Welcome R - Where to Get Data?

R is a tool for working with data. As a beginner to R, where to get data to practice on?
This post outlines two types of data sources: ready-to-go datasets and synthetic data.
Ready-to-go Datasets
Ready-to-go datasets are datasets which are immediately usable for analysis, visualisation, and machine learning. They are also self-contained and come in standard formats.
Internally to R, the function data
lists the available datasets across the currently loaded packages.
Here is its sample (truncated) output:
Data sets in package ‘datasets’:
AirPassengers Monthly Airline Passenger Numbers 1949-1960
BJsales Sales Data with Leading Indicator
...
Data sets in package ‘dplyr’:
band_instruments Band membership
band_instruments2 Band membership
...
Data sets in package ‘ggplot2’:
diamonds Prices of over 50,000 round cut diamonds
economics US economic time series
...
Use ‘data(package = .packages(all.available = TRUE))’

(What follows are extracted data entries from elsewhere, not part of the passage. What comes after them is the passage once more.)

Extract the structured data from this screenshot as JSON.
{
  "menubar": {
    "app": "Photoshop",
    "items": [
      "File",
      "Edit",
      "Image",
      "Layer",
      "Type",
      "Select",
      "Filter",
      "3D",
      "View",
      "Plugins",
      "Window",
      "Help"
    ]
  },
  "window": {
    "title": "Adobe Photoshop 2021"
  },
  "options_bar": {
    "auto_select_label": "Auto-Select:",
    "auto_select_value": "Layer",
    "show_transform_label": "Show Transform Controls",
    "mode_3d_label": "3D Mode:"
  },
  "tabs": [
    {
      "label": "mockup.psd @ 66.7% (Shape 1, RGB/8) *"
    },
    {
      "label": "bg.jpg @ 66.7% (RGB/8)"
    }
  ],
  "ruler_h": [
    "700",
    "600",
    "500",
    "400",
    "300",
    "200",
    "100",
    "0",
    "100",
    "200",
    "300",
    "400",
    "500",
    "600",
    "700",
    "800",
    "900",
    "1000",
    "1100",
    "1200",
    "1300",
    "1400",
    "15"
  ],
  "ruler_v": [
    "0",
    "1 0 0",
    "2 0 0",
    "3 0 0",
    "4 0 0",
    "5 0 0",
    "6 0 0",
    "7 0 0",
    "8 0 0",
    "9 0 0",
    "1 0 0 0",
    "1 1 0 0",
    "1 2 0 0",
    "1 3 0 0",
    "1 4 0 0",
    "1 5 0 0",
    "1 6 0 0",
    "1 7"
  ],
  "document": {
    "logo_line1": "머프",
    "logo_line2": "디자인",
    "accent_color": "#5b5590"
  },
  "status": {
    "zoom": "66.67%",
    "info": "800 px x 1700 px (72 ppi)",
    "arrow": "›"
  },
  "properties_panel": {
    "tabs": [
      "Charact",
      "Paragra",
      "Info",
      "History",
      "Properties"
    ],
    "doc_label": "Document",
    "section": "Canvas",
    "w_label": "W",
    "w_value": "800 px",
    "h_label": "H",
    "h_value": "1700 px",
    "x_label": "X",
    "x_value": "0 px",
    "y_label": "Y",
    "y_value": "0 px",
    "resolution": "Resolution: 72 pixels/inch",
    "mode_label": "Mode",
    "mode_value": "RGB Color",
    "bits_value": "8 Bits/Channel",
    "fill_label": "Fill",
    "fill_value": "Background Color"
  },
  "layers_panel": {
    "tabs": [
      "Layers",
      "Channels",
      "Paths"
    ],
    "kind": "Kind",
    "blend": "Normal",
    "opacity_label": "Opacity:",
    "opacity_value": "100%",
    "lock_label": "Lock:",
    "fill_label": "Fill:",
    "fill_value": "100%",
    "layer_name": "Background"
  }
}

to list the data sets in all *available* packages.
Externally to R, datasets can be found through various repositories such as
- Kaggle Datasets - besides basic information and download options, also includes community code and discussion.
- UC Irvine Machine Learning Repository - a collection of several hundred datasets.
- Awesome Public Datasets - a list of topic-centric public data sources in high quality, collected and tidied from blogs, answers, and user responses.
Synthetic Data
Synthetic data is data which is algorithmically generated. Its defining feature is 100% reproducibility given the data-generation algorithm and the random seed.
Here is a simple example. The data consists of two variables: X
and Y
. X
is sampled from the standard normal distribution, while Y
is generated by exponentiating X
and adding noise, which is also sampled from the standard normal distribution. The random seed is set to 0
:
library(tidyverse)
set.seed(0)
n <- 100
data <- tibble(
x = rnorm(n, mean = 0, sd = 1),
y = exp(x) + rnorm(n, mean = 0, sd = 1),
)
ggplot(data, aes(x = x, y = y)) +
geom_point() +
geom_smooth(method = "lm", se = F, col = 'brown') +
theme_minimal() +
labs(
title = "Linear Fit to Exponential Relation",
x = 'X',
y = 'Y',
) +
theme(
axis.title.y = element_text(angle = 0, vjust = 0.5),
plot.background = element_rect(fill = "white", colour = "white"),
plot.margin = margin(30, 30, 30, 30),
)
Here is the relation between X and Y visualised:

Conclusion
This post has outlined internal and external to R data sources for ready-to-go datasets, as well as the data generation approach for synthetic datasets. With this covered, nothing else should stand in the way of selecting a dataset and honing one's R skills on it.